On Behalf of | Feb 20, 2024 | Securities and Compliance

Securities and Exchange Commission Chair Gary Gensler discussed his agenda for the remainder of his term in an interview published last week in AdvisorHub.

Gensler was sworn in in April 2021 for a five-year term as head of the SEC, and has said he plans to stay on in his post should President Biden be re-elected in November.

Gensler spoke with a panel of Bloomberg editors and reporters about some of the issues facing the financial industry and his priorities as Wall Street’s top regulator.

He said that of the 55 or 60 proposals that were put forth after assuming the leadership of the SEC, 35 of them have been finalized, though generally with modifications from their original form.  Work is continuing on new plans, he said.
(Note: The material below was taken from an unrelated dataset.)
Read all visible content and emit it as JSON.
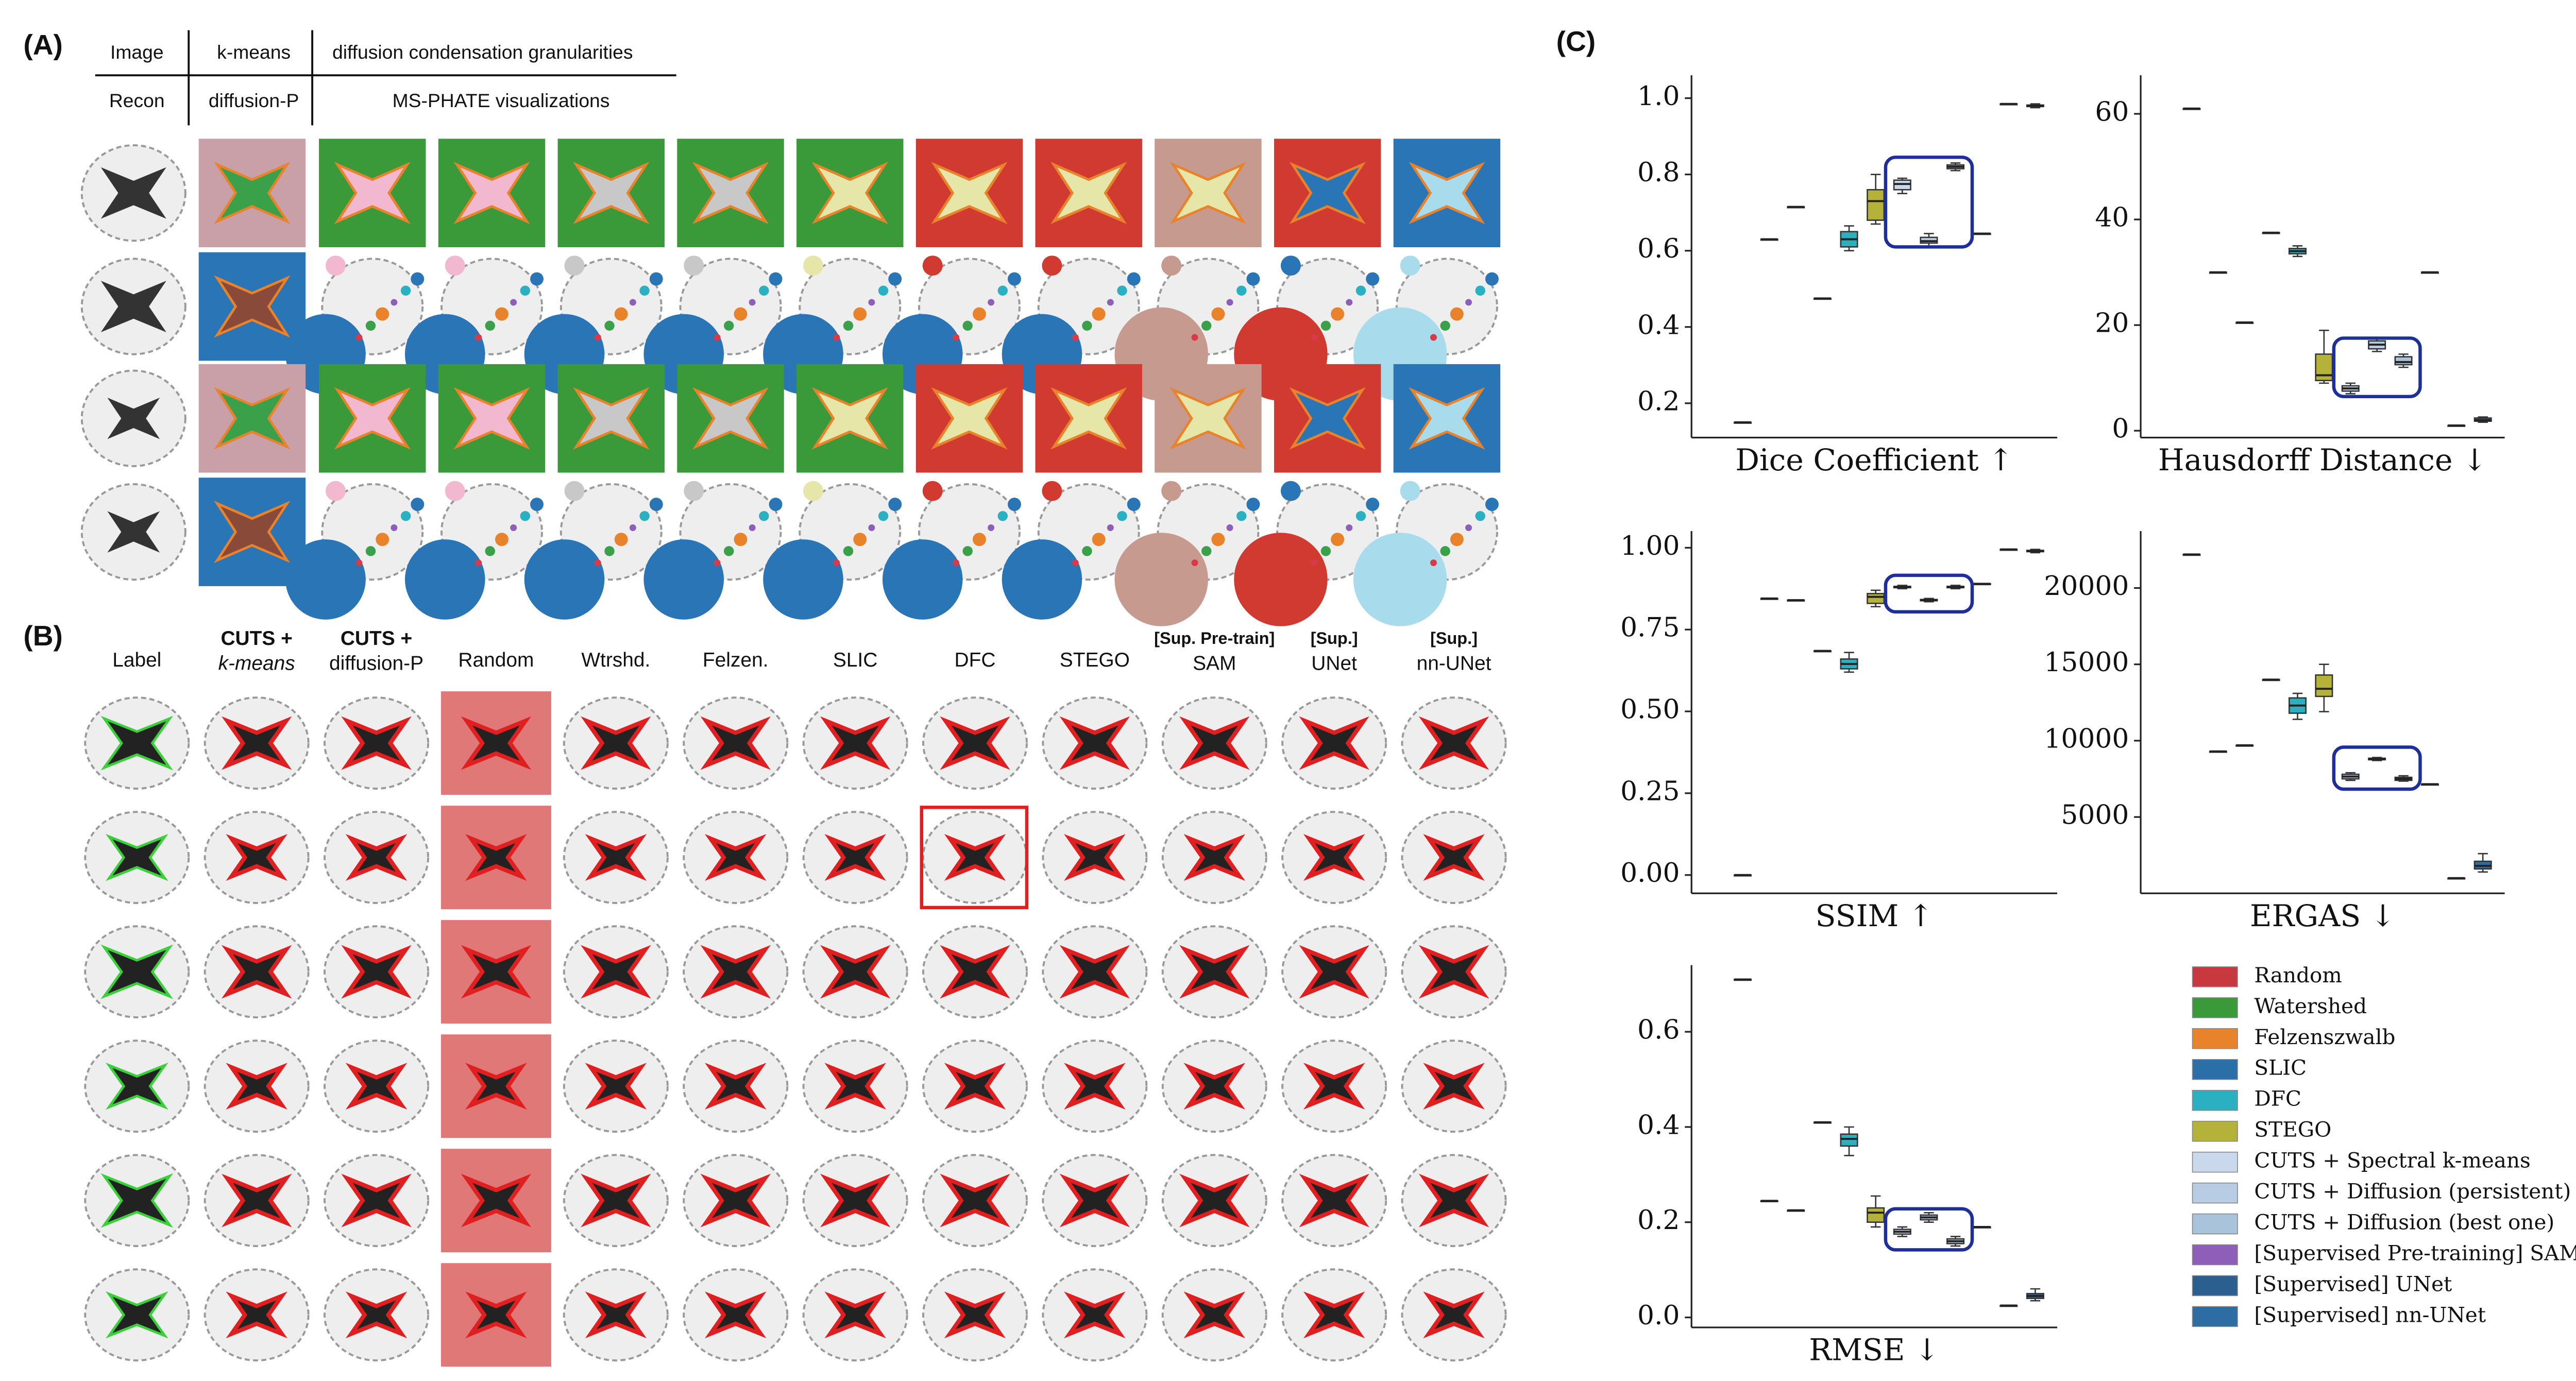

“On the equity markets, there were the four separate proposals from December 2022, and the direction of travel on those is forward. We’re working on each of those,” said Gensler. “And there was one about volume-based discounts in that market. So on those five, I feel very good about the staff work. There are some rules around investment advisers, broker-dealers and something called systems compliance and integrity. And even customer notification if somebody gets into your brokerage account or gets your private information. That suite of rules, again, the direction of travel is forward and it looks good.”

Gensler also noted the commission’s ongoing efforts to finalize a rule requiring public companies to disclose climate-related information, and rules requiring broker-dealers and investment advisers to take certain steps to address conflicts of interest associated with artificial intelligence and predictive data analytics.

He said there is no pressing timetable for completion of these proposals.  Gensler added that in retrospect, he did not feel the SEC had been too ambitious in its rules proposals.

“Knowing everything we know, we would probably have laid out a similar agenda,” he said. “Part of it is there’s five SEC commissioners, and it’s coming to a consensus as to priorities. So I think these are real needs, of driving efficiency and competition and resiliency in the market, and I feel pretty optimistic.  Does it mean that we adopt every rule that we propose? No, because sometimes we learn from commenters and we moderate and we change or we re-propose something, so the clock does run out. But I’d rather finalize that which is ready, instead of finalizing against the clock.”

On other matters, Gensler was asked about the growth in private credit, and emphasized the benefits of credit intermediation in the bank and non-bank sector.  Regarding risks to financial stability, he cited concerns over where the banking sector and non-banking sector come together.

“It’s in the prime brokerage, where banks are basically lending to the non-bank sector, particularly in this secured funding market called repos, and in the reverse repo market. Something like three-quarters of that market is done at zero or near-zero margin,” Gensler said.

He also addressed the risks involved in cryptocurrencies, given the lack of regulatory compliance in the industry.

“It’s a whole field built on a predicate of sidestepping the law when they choose to, and then relying on the laws when it’s to their advantage,” he said. “When they’re in bankruptcy court, they’re certainly right there in court, relying on the laws, suing each other sometimes.”